RCC staff supervise two undergrads

14 Aug 2018
Justin Luong and Joshua O’Brien. (Photo: Dr Nick Hamilton, RCC/QCIF/IMB)

RCC staff are supervising two UQ undergraduate students this year—Justin Luong and Joshua O’Brien. The pair are working on very different projects. 

RCC Director Prof. David Abramson is supervising Justin Luong, a fifth-year electrical engineering and computer science student, throughout 2018.

Justin is working on high-performance input/output (I/O) caching on a parallel supercomputer. The need for a parallel system which utilises a flash-based cache is motivated by the growing gap between compute performance and I/O performance. With the rise of big data, HPC systems are bottlenecked by I/O performance as a result of slow disk access times compounded by network latencies between the compute and storage nodes.

The parallel filesystem proposed in Justin’s project will greatly improve performance for any application wishing to access data on a compute cluster with locally attached storage. The filesystem is a proof of concept and will be tested on RCC’s FlashLite compute cluster.

“Justin has his head around some pretty sophisticated technology,” said Prof.
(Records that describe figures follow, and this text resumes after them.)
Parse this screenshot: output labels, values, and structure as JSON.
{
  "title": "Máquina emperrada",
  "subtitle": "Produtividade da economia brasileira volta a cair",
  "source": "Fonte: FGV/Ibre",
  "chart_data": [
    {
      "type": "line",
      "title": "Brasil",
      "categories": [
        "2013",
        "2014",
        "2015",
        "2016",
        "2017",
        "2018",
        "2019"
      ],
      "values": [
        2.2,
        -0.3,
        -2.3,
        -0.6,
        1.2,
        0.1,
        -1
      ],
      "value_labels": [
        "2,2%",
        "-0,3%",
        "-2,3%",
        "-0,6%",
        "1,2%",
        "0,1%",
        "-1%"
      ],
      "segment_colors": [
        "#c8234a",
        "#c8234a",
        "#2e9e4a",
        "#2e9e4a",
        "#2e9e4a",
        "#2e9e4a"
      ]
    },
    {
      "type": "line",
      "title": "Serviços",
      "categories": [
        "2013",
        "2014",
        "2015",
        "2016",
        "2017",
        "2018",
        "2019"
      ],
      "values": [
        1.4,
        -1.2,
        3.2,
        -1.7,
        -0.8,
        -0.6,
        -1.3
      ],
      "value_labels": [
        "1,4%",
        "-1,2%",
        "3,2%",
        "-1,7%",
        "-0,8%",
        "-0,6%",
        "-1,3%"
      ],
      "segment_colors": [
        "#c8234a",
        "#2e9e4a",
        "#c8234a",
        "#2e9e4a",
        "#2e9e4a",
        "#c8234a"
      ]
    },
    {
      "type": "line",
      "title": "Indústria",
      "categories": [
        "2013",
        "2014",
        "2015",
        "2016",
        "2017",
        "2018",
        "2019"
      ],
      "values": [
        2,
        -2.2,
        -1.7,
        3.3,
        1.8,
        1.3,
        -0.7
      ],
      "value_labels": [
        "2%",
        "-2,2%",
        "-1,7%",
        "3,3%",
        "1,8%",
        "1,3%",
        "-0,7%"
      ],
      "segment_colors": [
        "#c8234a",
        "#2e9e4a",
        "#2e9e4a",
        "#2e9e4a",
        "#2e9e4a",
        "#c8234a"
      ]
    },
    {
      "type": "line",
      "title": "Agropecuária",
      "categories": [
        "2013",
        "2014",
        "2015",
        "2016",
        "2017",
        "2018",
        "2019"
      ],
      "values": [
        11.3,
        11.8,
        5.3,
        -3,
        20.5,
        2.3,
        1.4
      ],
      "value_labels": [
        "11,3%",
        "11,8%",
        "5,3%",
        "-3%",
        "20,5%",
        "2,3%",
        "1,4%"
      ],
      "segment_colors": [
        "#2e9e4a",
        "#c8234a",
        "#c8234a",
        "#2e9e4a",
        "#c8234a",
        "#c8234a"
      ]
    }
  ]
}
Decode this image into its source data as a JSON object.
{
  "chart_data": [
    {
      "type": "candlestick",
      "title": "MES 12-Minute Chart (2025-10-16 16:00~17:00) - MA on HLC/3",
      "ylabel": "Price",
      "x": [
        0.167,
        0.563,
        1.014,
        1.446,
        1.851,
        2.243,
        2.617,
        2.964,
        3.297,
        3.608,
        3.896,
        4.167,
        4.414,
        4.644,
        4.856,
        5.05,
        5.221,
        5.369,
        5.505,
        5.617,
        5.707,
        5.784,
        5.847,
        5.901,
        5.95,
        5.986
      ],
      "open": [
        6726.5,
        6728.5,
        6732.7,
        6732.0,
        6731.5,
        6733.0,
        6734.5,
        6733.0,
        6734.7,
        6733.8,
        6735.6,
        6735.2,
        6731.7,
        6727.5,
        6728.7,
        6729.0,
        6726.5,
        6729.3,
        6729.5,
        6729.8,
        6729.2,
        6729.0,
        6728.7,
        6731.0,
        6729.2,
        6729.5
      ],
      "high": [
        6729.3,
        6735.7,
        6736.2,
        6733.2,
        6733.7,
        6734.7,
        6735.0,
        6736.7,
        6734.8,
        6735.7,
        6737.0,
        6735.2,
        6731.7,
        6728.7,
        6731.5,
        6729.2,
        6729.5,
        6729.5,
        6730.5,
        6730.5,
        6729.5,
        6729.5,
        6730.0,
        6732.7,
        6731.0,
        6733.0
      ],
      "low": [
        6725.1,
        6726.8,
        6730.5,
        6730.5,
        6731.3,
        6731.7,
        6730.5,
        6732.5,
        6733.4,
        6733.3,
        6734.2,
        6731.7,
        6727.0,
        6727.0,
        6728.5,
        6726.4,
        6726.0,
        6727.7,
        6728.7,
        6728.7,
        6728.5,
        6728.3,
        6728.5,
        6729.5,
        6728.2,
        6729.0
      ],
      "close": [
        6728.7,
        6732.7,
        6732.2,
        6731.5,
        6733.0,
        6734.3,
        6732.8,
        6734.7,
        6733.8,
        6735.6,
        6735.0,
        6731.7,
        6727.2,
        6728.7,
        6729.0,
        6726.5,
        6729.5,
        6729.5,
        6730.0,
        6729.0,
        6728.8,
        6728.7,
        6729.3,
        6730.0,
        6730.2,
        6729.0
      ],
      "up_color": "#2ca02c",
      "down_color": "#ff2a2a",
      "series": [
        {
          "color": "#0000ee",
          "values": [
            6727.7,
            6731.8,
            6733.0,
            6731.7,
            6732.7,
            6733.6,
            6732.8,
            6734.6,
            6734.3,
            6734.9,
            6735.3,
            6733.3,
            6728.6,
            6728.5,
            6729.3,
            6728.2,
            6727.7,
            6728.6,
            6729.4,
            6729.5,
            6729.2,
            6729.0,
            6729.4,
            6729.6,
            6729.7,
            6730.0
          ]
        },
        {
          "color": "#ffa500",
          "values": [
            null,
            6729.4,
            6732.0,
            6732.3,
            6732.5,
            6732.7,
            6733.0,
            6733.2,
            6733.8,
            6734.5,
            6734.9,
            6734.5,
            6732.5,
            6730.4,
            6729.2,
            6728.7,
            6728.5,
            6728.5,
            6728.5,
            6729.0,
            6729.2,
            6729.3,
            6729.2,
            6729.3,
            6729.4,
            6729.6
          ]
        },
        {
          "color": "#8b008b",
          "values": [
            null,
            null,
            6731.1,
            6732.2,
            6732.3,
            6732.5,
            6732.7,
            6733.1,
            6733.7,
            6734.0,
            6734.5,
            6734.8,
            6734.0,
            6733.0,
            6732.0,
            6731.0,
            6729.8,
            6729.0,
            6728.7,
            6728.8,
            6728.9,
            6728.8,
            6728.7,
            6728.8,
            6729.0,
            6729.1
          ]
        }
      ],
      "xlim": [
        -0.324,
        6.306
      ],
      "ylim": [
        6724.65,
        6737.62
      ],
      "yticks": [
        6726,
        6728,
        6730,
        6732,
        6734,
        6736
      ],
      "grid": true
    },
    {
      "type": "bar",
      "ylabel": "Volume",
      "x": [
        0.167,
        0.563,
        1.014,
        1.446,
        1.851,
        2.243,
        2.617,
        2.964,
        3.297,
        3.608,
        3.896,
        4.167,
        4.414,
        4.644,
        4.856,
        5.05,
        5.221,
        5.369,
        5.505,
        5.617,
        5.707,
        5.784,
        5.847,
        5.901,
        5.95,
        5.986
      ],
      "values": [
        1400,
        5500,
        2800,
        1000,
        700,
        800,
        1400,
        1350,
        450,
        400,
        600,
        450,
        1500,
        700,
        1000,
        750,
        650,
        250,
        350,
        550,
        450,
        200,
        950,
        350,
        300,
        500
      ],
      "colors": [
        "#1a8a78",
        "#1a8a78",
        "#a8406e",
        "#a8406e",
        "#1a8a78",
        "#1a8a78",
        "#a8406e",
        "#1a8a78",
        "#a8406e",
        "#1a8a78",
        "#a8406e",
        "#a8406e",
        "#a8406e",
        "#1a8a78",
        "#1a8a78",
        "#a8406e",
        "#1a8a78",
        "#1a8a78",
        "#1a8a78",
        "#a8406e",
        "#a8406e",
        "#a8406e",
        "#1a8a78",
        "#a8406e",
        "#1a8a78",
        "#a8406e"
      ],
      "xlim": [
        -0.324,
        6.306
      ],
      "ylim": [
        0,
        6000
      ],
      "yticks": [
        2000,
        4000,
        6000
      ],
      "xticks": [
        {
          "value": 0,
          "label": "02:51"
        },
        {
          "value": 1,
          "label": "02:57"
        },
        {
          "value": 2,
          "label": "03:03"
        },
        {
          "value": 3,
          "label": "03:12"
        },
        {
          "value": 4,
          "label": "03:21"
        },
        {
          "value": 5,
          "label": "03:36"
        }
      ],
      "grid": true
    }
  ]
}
Abramson. “His project has the potential to make it much easier to use FlashLite, so we are very keen to see how his solution performs.”

RCC eResearch Analysts Dr Marlies Hankel and Dr Minh Dinh are supervising Honours student Joshua O’Brien, a fourth-year software engineering student, for one year from mid-2018 to mid-2019.

Joshua is aiming to deliver a computer program that can import hand-drawn molecular structures, allowing materials scientists to identify different types of atoms (e.g. carbon and nitrogen) and other attributes, such as bond distances. The structures can then be exported into CIF and PDB formats for visualisation and further investigation.

Being able to communicate with researchers outside of the student’s usual field (i.e. comfort zone) is one of the learning outcomes Dr Hankel and Dr Dinh designed for this project. Joshua will work with researchers from UQ’s School of Chemistry and Molecular Biosciences and the Australian Institute for Bioengineering and Nanotechnology. He started on the project less than a month ago.